Project Summary:
A manufacturer of IVD devices required support for overcoming challenges in implementing in vitro diagnostic device regulations for various countries for a Class A device with software. The manufacturer produces standalone and cloud-based software for in-vitro diagnostics in healthcare laboratory information management systems. These software systems are designed to manage the complete laboratory workflow, from testing to reporting, and are used in healthcare settings.
The main challenges for the manufacturer was implementation of regulatory requirements for different countries involving, Peru, Argentina, Costa Rica, Mexico, Saudi, Chile, Colombia, Australia, EU, UK, NZ, SA, Ecuador, others.
Celegence Solution & Approach:
Celegence regulatory experts conducted a comprehensive analysis of the regulatory requirements for the device, both in English-speaking and non-English-speaking countries.
Here’s a Breakdown of the Accomplishments:
- Analysis of Regulatory Requirements
- Establishment of Regulatory Pathways
- Certification Approach: Celegence experts determined the certification approach required for the device to meet regulatory standards in each country.
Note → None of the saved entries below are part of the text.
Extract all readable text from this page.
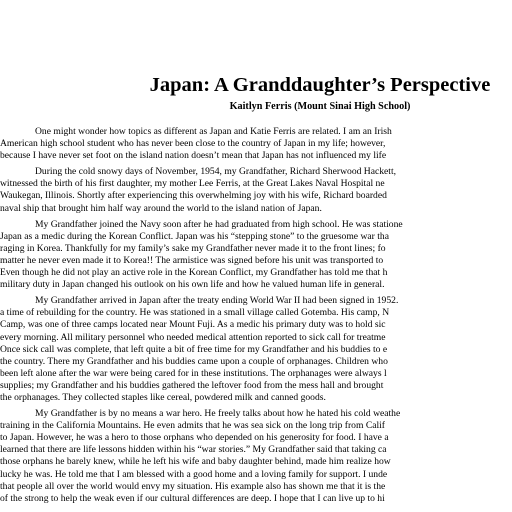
Japan: A Granddaughter’s Perspective
Kaitlyn Ferris (Mount Sinai High School)
One might wonder how topics as different as Japan and Katie Ferris are related. I am an Irish
American high school student who has never been close to the country of Japan in my life; however,
because I have never set foot on the island nation doesn’t mean that Japan has not influenced my life
During the cold snowy days of November, 1954, my Grandfather, Richard Sherwood Hackett,
witnessed the birth of his first daughter, my mother Lee Ferris, at the Great Lakes Naval Hospital ne
Waukegan, Illinois. Shortly after experiencing this overwhelming joy with his wife, Richard boarded
naval ship that brought him half way around the world to the island nation of Japan.
My Grandfather joined the Navy soon after he had graduated from high school. He was statione
Japan as a medic during the Korean Conflict. Japan was his “stepping stone” to the gruesome war tha
raging in Korea. Thankfully for my family’s sake my Grandfather never made it to the front lines; fo
matter he never even made it to Korea!! The armistice was signed before his unit was transported to
Even though he did not play an active role in the Korean Conflict, my Grandfather has told me that h
military duty in Japan changed his outlook on his own life and how he valued human life in general.
My Grandfather arrived in Japan after the treaty ending World War II had been signed in 1952.
a time of rebuilding for the country. He was stationed in a small village called Gotemba. His camp, N
Camp, was one of three camps located near Mount Fuji. As a medic his primary duty was to hold sic
every morning. All military personnel who needed medical attention reported to sick call for treatme
Once sick call was complete, that left quite a bit of free time for my Grandfather and his buddies to e
the country. There my Grandfather and his buddies came upon a couple of orphanages. Children who
been left alone after the war were being cared for in these institutions. The orphanages were always l
supplies; my Grandfather and his buddies gathered the leftover food from the mess hall and brought
the orphanages. They collected staples like cereal, powdered milk and canned goods.
My Grandfather is by no means a war hero. He freely talks about how he hated his cold weathe
training in the California Mountains. He even admits that he was sea sick on the long trip from Calif
to Japan. However, he was a hero to those orphans who depended on his generosity for food. I have a
learned that there are life lessons hidden within his “war stories.” My Grandfather said that taking ca
those orphans he barely knew, while he left his wife and baby daughter behind, made him realize how
lucky he was. He told me that I am blessed with a good home and a loving family for support. I unde
that people all over the world would envy my situation. His example also has shown me that it is the
of the strong to help the weak even if our cultural differences are deep. I hope that I can live up to hi
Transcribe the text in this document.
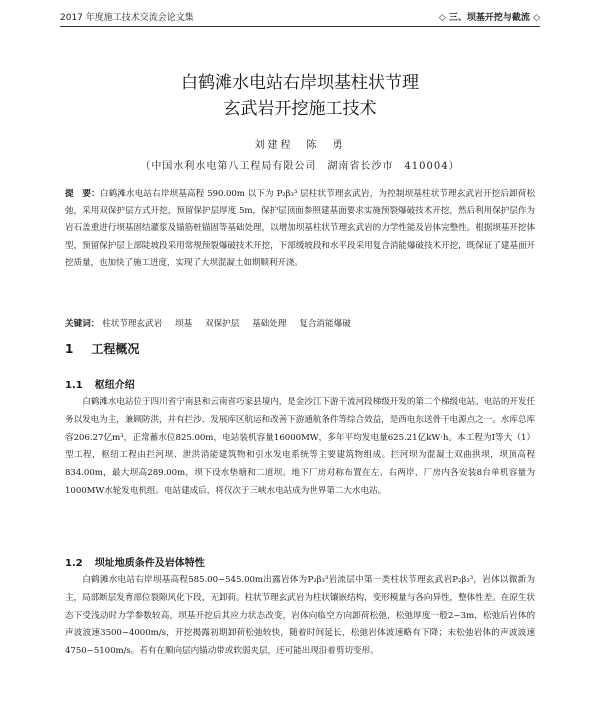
2017 年度施工技术交流会论文集	◇ 三、坝基开挖与截流 ◇
白鹤滩水电站右岸坝基柱状节理
玄武岩开挖施工技术
刘建程　陈　勇
（中国水利水电第八工程局有限公司　湖南省长沙市　410004）
提　要：白鹤滩水电站右岸坝基高程 590.00m 以下为 P₂β₃³ 层柱状节理玄武岩，为控制坝基柱状节理玄武岩开挖后卸荷松弛，采用双保护层方式开挖，预留保护层厚度 5m，保护层顶面参照建基面要求实施预裂爆破技术开挖，然后利用保护层作为岩石盖重进行坝基固结灌浆及锚筋桩锚固等基础处理，以增加坝基柱状节理玄武岩的力学性能及岩体完整性。根据坝基开挖体型，预留保护层上部陡坡段采用常规预裂爆破技术开挖，下部缓坡段和水平段采用复合消能爆破技术开挖，既保证了建基面开挖质量，也加快了施工进度，实现了大坝混凝土如期顺利开浇。
关键词： 柱状节理玄武岩 坝基 双保护层 基础处理 复合消能爆破
1 工程概况
1.1 枢纽介绍
白鹤滩水电站位于四川省宁南县和云南省巧家县境内，是金沙江下游干流河段梯级开发的第二个梯级电站。电站的开发任务以发电为主，兼顾防洪，并有拦沙、发展库区航运和改善下游通航条件等综合效益，是西电东送骨干电源点之一。水库总库容206.27亿m³，正常蓄水位825.00m，电站装机容量16000MW，多年平均发电量625.21亿kW·h。本工程为Ⅰ等大（1）型工程，枢纽工程由拦河坝、泄洪消能建筑物和引水发电系统等主要建筑物组成。拦河坝为混凝土双曲拱坝，坝顶高程834.00m，最大坝高289.00m，坝下设水垫塘和二道坝。地下厂房对称布置在左、右两岸，厂房内各安装8台单机容量为1000MW水轮发电机组。电站建成后，将仅次于三峡水电站成为世界第二大水电站。
1.2 坝址地质条件及岩体特性
白鹤滩水电站右岸坝基高程585.00~545.00m出露岩体为P₂β₃³岩流层中第一类柱状节理玄武岩P₂β₃³，岩体以微新为主，局部断层发育部位裂隙风化下段，无卸荷。柱状节理玄武岩为柱状镶嵌结构，变形模量与各向异性，整体性差。在原生状态下受浅动时力学参数较高，坝基开挖后其应力状态改变，岩体向临空方向卸荷松弛，松弛厚度一般2~3m，松弛后岩体的声波波速3500~4000m/s，开挖揭露初期卸荷松弛较快，随着时间延长，松弛岩体波速略有下降；未松弛岩体的声波波速4750~5100m/s。若有在顺向层内锚动带或软弱夹层，还可能出现沿着剪切变形。
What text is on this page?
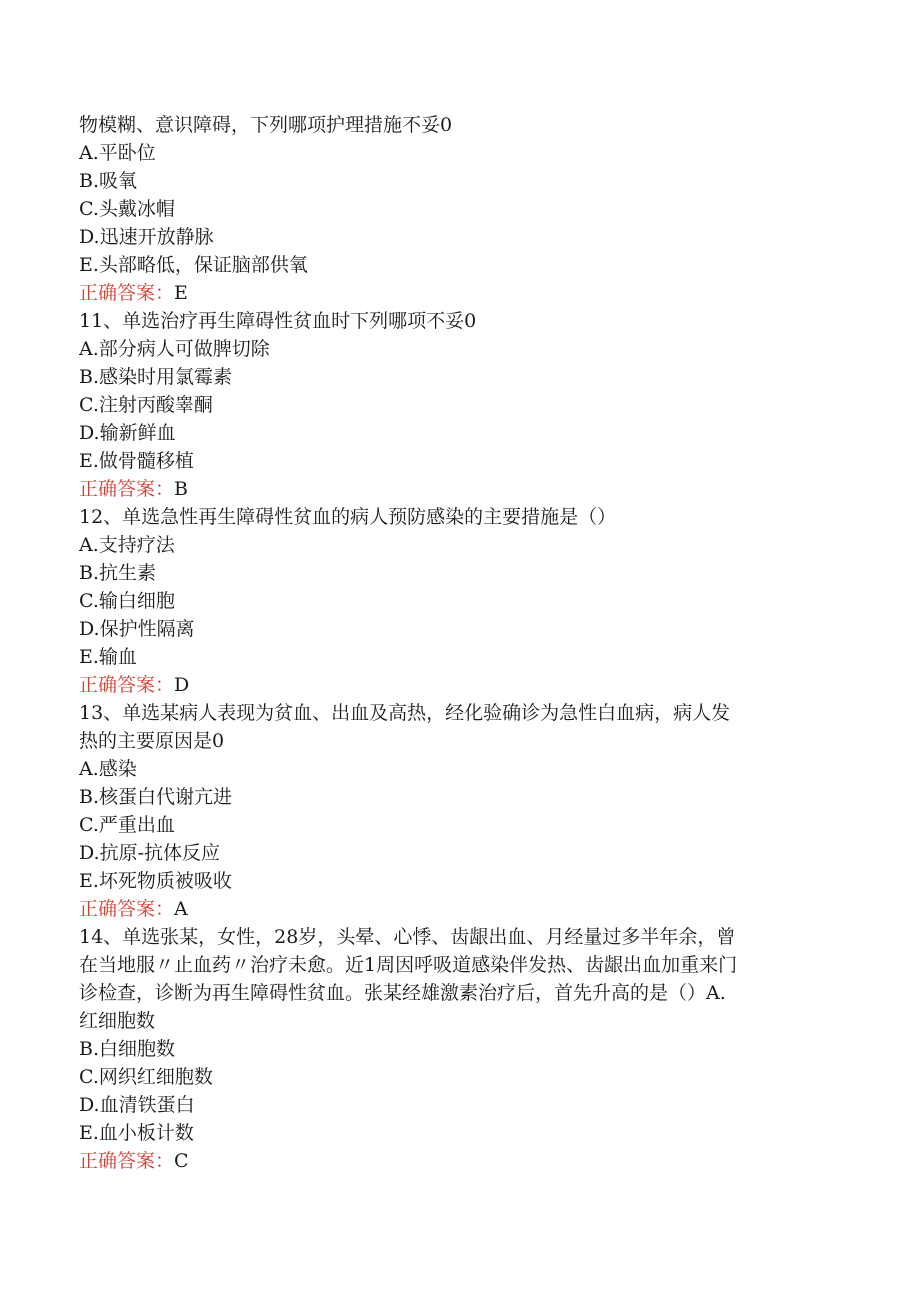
物模糊、意识障碍，下列哪项护理措施不妥0
A.平卧位
B.吸氧
C.头戴冰帽
D.迅速开放静脉
E.头部略低，保证脑部供氧
正确答案：E
11、单选治疗再生障碍性贫血时下列哪项不妥0
A.部分病人可做脾切除
B.感染时用氯霉素
C.注射丙酸睾酮
D.输新鲜血
E.做骨髓移植
正确答案：B
12、单选急性再生障碍性贫血的病人预防感染的主要措施是（）
A.支持疗法
B.抗生素
C.输白细胞
D.保护性隔离
E.输血
正确答案：D
13、单选某病人表现为贫血、出血及高热，经化验确诊为急性白血病，病人发
热的主要原因是0
A.感染
B.核蛋白代谢亢进
C.严重出血
D.抗原-抗体反应
E.坏死物质被吸收
正确答案：A
14、单选张某，女性，28岁，头晕、心悸、齿龈出血、月经量过多半年余，曾
在当地服〃止血药〃治疗未愈。近1周因呼吸道感染伴发热、齿龈出血加重来门
诊检查，诊断为再生障碍性贫血。张某经雄激素治疗后，首先升高的是（）A.
红细胞数
B.白细胞数
C.网织红细胞数
D.血清铁蛋白
E.血小板计数
正确答案：C
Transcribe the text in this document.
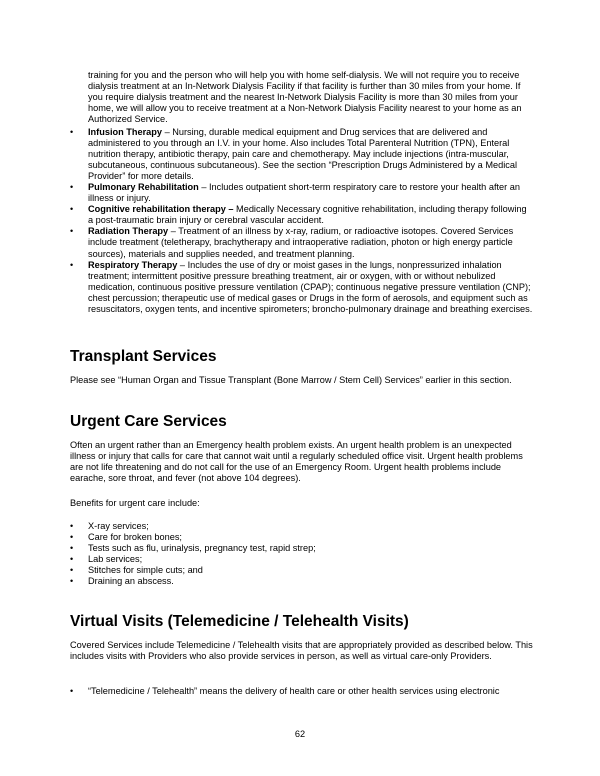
training for you and the person who will help you with home self-dialysis. We will not require you to receive dialysis treatment at an In-Network Dialysis Facility if that facility is further than 30 miles from your home. If you require dialysis treatment and the nearest In-Network Dialysis Facility is more than 30 miles from your home, we will allow you to receive treatment at a Non-Network Dialysis Facility nearest to your home as an Authorized Service.

•
Infusion Therapy – Nursing, durable medical equipment and Drug services that are delivered and administered to you through an I.V. in your home. Also includes Total Parenteral Nutrition (TPN), Enteral nutrition therapy, antibiotic therapy, pain care and chemotherapy. May include injections (intra-muscular, subcutaneous, continuous subcutaneous). See the section “Prescription Drugs Administered by a Medical Provider” for more details.
•
Pulmonary Rehabilitation – Includes outpatient short-term respiratory care to restore your health after an illness or injury.
•
Cognitive rehabilitation therapy – Medically Necessary cognitive rehabilitation, including therapy following a post-traumatic brain injury or cerebral vascular accident.
•
Radiation Therapy – Treatment of an illness by x-ray, radium, or radioactive isotopes. Covered Services include treatment (teletherapy, brachytherapy and intraoperative radiation, photon or high energy particle sources), materials and supplies needed, and treatment planning.
•
Respiratory Therapy – Includes the use of dry or moist gases in the lungs, nonpressurized inhalation treatment; intermittent positive pressure breathing treatment, air or oxygen, with or without nebulized medication, continuous positive pressure ventilation (CPAP); continuous negative pressure ventilation (CNP); chest percussion; therapeutic use of medical gases or Drugs in the form of aerosols, and equipment such as resuscitators, oxygen tents, and incentive spirometers; broncho-pulmonary drainage and breathing exercises.
Transplant Services

Please see “Human Organ and Tissue Transplant (Bone Marrow / Stem Cell) Services” earlier in this section.

Urgent Care Services

Often an urgent rather than an Emergency health problem exists. An urgent health problem is an unexpected illness or injury that calls for care that cannot wait until a regularly scheduled office visit. Urgent health problems are not life threatening and do not call for the use of an Emergency Room. Urgent health problems include earache, sore throat, and fever (not above 104 degrees).

Benefits for urgent care include:

•
X-ray services;
•
Care for broken bones;
•
Tests such as flu, urinalysis, pregnancy test, rapid strep;
•
Lab services;
•
Stitches for simple cuts; and
•
Draining an abscess.
Virtual Visits (Telemedicine / Telehealth Visits)

Covered Services include Telemedicine / Telehealth visits that are appropriately provided as described below. This includes visits with Providers who also provide services in person, as well as virtual care-only Providers.

•
“Telemedicine / Telehealth” means the delivery of health care or other health services using electronic
62
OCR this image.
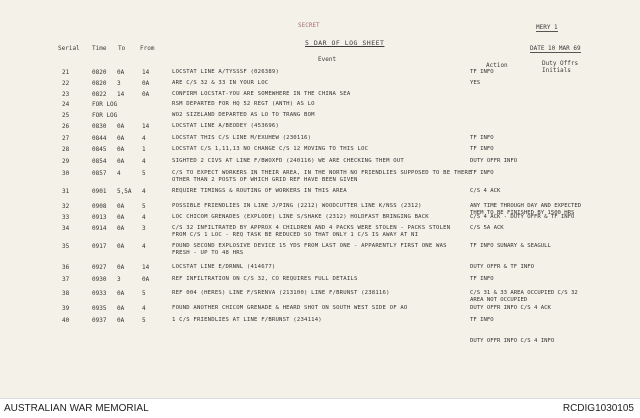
SECRET
5 DAR OF LOG SHEET
MERY 1
DATE 10 MAR 69
Serial Time To From
Event
Action	Duty Offrs Initials
21	0820 0A	14	LOCSTAT LINE A/TYSSSF (026389)	TF INFO
22	0820 3	0A	ARE C/S 32 & 33 IN YOUR LOC	YES
23	0822 14	0A	CONFIRM LOCSTAT-YOU ARE SOMEWHERE IN THE CHINA SEA
24	FOR LOG	RSM DEPARTED FOR HQ 52 REGT (ANTH) AS LO
25	FOR LOG	WO2 SIZELAND DEPARTED AS LO TO TRANG BOM
26	0830 0A	14	LOCSTAT LINE A/BEODEY (453696)
27	0844 0A	4	LOCSTAT THIS C/S LINE M/EXUHEW (230116)	TF INFO
28	0845 0A	1	LOCSTAT C/S 1,11,13 NO CHANGE C/S 12 MOVING TO THIS LOC	TF INFO
29	0854 0A	4	SIGHTED 2 CIVS AT LINE F/BWOXFD (240116) WE ARE CHECKING THEM OUT	DUTY OFFR INFO
30	0857 4	5	C/S TO EXPECT WORKERS IN THEIR AREA, IN THE NORTH NO FRIENDLIES SUPPOSED TO BE THERE
OTHER THAN 2 POSTS OF WHICH GRID REF HAVE BEEN GIVEN
TF INFO
31	0901 5,5A 4	REQUIRE TIMINGS & ROUTING OF WORKERS IN THIS AREA	C/S 4 ACK
32	0908 0A	5	POSSIBLE FRIENDLIES IN LINE J/PING (2212) WOODCUTTER LINE K/NSS (2312)	ANY TIME THROUGH DAY AND EXPECTED THEM TO BE FINISHED BY 1500 HRS
33	0913 0A	4	LOC CHICOM GRENADES (EXPLODE) LINE S/SHAKE (2312) HOLDFAST BRINGING BACK	C/S 4 ACK - DUTY OFFR & TF INFO
34	0914 0A	3	C/S 32 INFILTRATED BY APPROX 4 CHILDREN AND 4 PACKS WERE STOLEN - PACKS STOLEN
FROM C/S 1 LOC - REQ TASK BE REDUCED SO THAT ONLY 1 C/S IS AWAY AT NI
C/S 5A ACK
35	0917 0A	4	FOUND SECOND EXPLOSIVE DEVICE 15 YDS FROM LAST ONE - APPARENTLY FIRST ONE WAS
FRESH - UP TO 48 HRS
TF INFO SUNARY & SEAGULL
36	0927 0A	14	LOCSTAT LINE E/DRNNL (414677)	DUTY OFFR & TF INFO
37	0930 3	0A	REF INFILTRATION ON C/S 32, CO REQUIRES FULL DETAILS	TF INFO
38	0933 0A	5	REF 004 (HERES) LINE F/SRENVA (213100) LINE F/BRUNST (238116)	C/S 31 & 33 AREA OCCUPIED C/S 32 AREA NOT OCCUPIED
39	0935 0A	4	FOUND ANOTHER CHICOM GRENADE & HEARD SHOT ON SOUTH WEST SIDE OF AO	DUTY OFFR INFO C/S 4 ACK
40	0937 0A	5	1 C/S FRIENDLIES AT LINE F/BRUNST (234114)	TF INFO
DUTY OFFR INFO C/S 4 INFO
AUSTRALIAN WAR MEMORIAL	RCDIG1030105
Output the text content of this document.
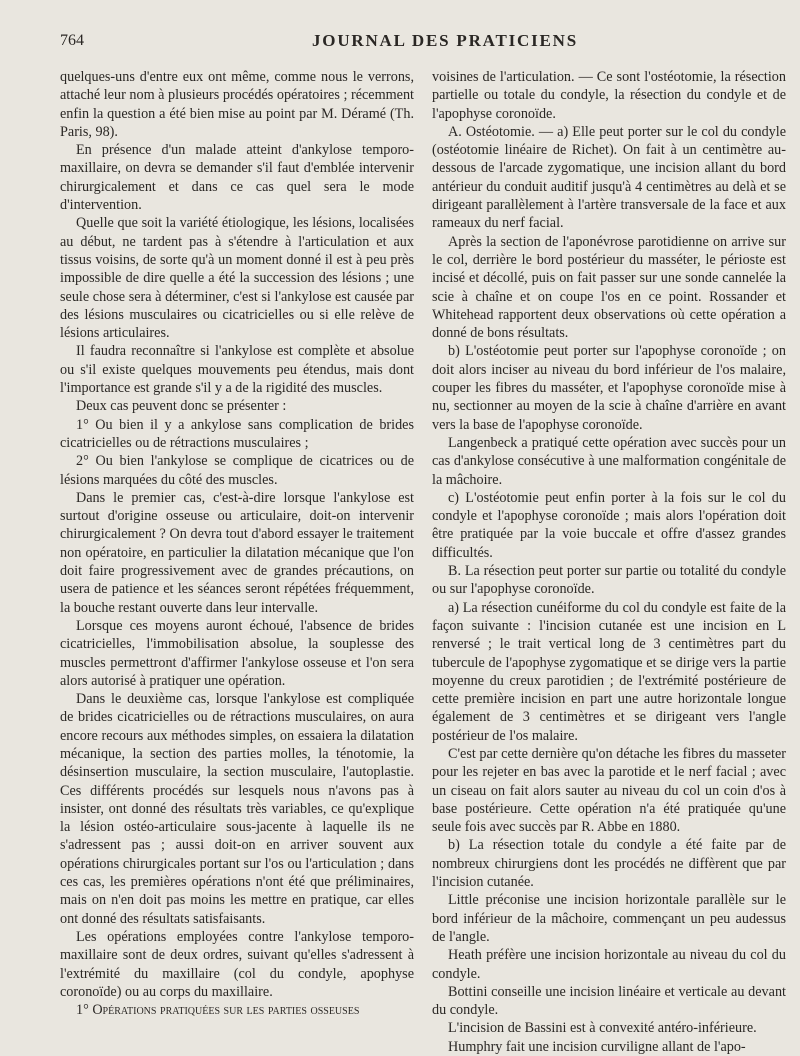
764	JOURNAL DES PRATICIENS

quelques-uns d'entre eux ont même, comme nous le verrons, attaché leur nom à plusieurs procédés opératoires ; récemment enfin la question a été bien mise au point par M. Déramé (Th. Paris, 98).

En présence d'un malade atteint d'ankylose temporo-maxillaire, on devra se demander s'il faut d'emblée intervenir chirurgicalement et dans ce cas quel sera le mode d'intervention.

Quelle que soit la variété étiologique, les lésions, localisées au début, ne tardent pas à s'étendre à l'articulation et aux tissus voisins, de sorte qu'à un moment donné il est à peu près impossible de dire quelle a été la succession des lésions ; une seule chose sera à déterminer, c'est si l'ankylose est causée par des lésions musculaires ou cicatricielles ou si elle relève de lésions articulaires.

Il faudra reconnaître si l'ankylose est complète et absolue ou s'il existe quelques mouvements peu étendus, mais dont l'importance est grande s'il y a de la rigidité des muscles.

Deux cas peuvent donc se présenter :

1° Ou bien il y a ankylose sans complication de brides cicatricielles ou de rétractions musculaires ;

2° Ou bien l'ankylose se complique de cicatrices ou de lésions marquées du côté des muscles.

Dans le premier cas, c'est-à-dire lorsque l'ankylose est surtout d'origine osseuse ou articulaire, doit-on intervenir chirurgicalement ? On devra tout d'abord essayer le traitement non opératoire, en particulier la dilatation mécanique que l'on doit faire progressivement avec de grandes précautions, on usera de patience et les séances seront répétées fréquemment, la bouche restant ouverte dans leur intervalle.

Lorsque ces moyens auront échoué, l'absence de brides cicatricielles, l'immobilisation absolue, la souplesse des muscles permettront d'affirmer l'ankylose osseuse et l'on sera alors autorisé à pratiquer une opération.

Dans le deuxième cas, lorsque l'ankylose est compliquée de brides cicatricielles ou de rétractions musculaires, on aura encore recours aux méthodes simples, on essaiera la dilatation mécanique, la section des parties molles, la ténotomie, la désinsertion musculaire, la section musculaire, l'autoplastie. Ces différents procédés sur lesquels nous n'avons pas à insister, ont donné des résultats très variables, ce qu'explique la lésion ostéo-articulaire sous-jacente à laquelle ils ne s'adressent pas ; aussi doit-on en arriver souvent aux opérations chirurgicales portant sur l'os ou l'articulation ; dans ces cas, les premières opérations n'ont été que préliminaires, mais on n'en doit pas moins les mettre en pratique, car elles ont donné des résultats satisfaisants.

Les opérations employées contre l'ankylose temporo-maxillaire sont de deux ordres, suivant qu'elles s'adressent à l'extrémité du maxillaire (col du condyle, apophyse coronoïde) ou au corps du maxillaire.

1° Opérations pratiquées sur les parties osseuses

voisines de l'articulation. — Ce sont l'ostéotomie, la résection partielle ou totale du condyle, la résection du condyle et de l'apophyse coronoïde.

A. Ostéotomie. — a) Elle peut porter sur le col du condyle (ostéotomie linéaire de Richet). On fait à un centimètre au-dessous de l'arcade zygomatique, une incision allant du bord antérieur du conduit auditif jusqu'à 4 centimètres au delà et se dirigeant parallèlement à l'artère transversale de la face et aux rameaux du nerf facial.

Après la section de l'aponévrose parotidienne on arrive sur le col, derrière le bord postérieur du masséter, le périoste est incisé et décollé, puis on fait passer sur une sonde cannelée la scie à chaîne et on coupe l'os en ce point. Rossander et Whitehead rapportent deux observations où cette opération a donné de bons résultats.

b) L'ostéotomie peut porter sur l'apophyse coronoïde ; on doit alors inciser au niveau du bord inférieur de l'os malaire, couper les fibres du masséter, et l'apophyse coronoïde mise à nu, sectionner au moyen de la scie à chaîne d'arrière en avant vers la base de l'apophyse coronoïde.

Langenbeck a pratiqué cette opération avec succès pour un cas d'ankylose consécutive à une malformation congénitale de la mâchoire.

c) L'ostéotomie peut enfin porter à la fois sur le col du condyle et l'apophyse coronoïde ; mais alors l'opération doit être pratiquée par la voie buccale et offre d'assez grandes difficultés.

B. La résection peut porter sur partie ou totalité du condyle ou sur l'apophyse coronoïde.

a) La résection cunéiforme du col du condyle est faite de la façon suivante : l'incision cutanée est une incision en L renversé ; le trait vertical long de 3 centimètres part du tubercule de l'apophyse zygomatique et se dirige vers la partie moyenne du creux parotidien ; de l'extrémité postérieure de cette première incision en part une autre horizontale longue également de 3 centimètres et se dirigeant vers l'angle postérieur de l'os malaire.

C'est par cette dernière qu'on détache les fibres du masseter pour les rejeter en bas avec la parotide et le nerf facial ; avec un ciseau on fait alors sauter au niveau du col un coin d'os à base postérieure. Cette opération n'a été pratiquée qu'une seule fois avec succès par R. Abbe en 1880.

b) La résection totale du condyle a été faite par de nombreux chirurgiens dont les procédés ne diffèrent que par l'incision cutanée.

Little préconise une incision horizontale parallèle sur le bord inférieur de la mâchoire, commençant un peu audessus de l'angle.

Heath préfère une incision horizontale au niveau du col du condyle.

Bottini conseille une incision linéaire et verticale au devant du condyle.

L'incision de Bassini est à convexité antéro-inférieure.

Humphry fait une incision curviligne allant de l'apo-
- Detailed Documentation Requirements
- Post Market Surveillance (PMS) Requirements
- Penalty Clauses
- Gap Assessment Reports: Celegence conducted gap assessments on the quality management system (QMS) and technical documentation, including software and cybersecurity requirements
- General Safety and Performance Requirements (GSPR) Report with action plans for remediation delivered using established Celegence templates
Project Achievements
Overall, Celegence’s work demonstrated a thorough understanding of regulatory compliance requirements and a proactive approach to ensuring the device meets the necessary standards for market approval and ongoing compliance. Our use of established templates and protocols likely helped streamline the process and ensure consistency across different markets.
Project Outcomes
Celegence’s support has proven instrumental in guiding the customer through the regulatory process, identifying areas for improvement, and ultimately ensuring compliance with regulatory requirements. The regulatory pathway reports provided guidance and support for the regulatory submissions. Significant gaps were identified and successfully addressed during meeting PMS requirements, QMS documentation, and Labelling requirements.
Our expertise and thorough assessments have contributed to the customer’s success in navigating the regulatory landscape effectively.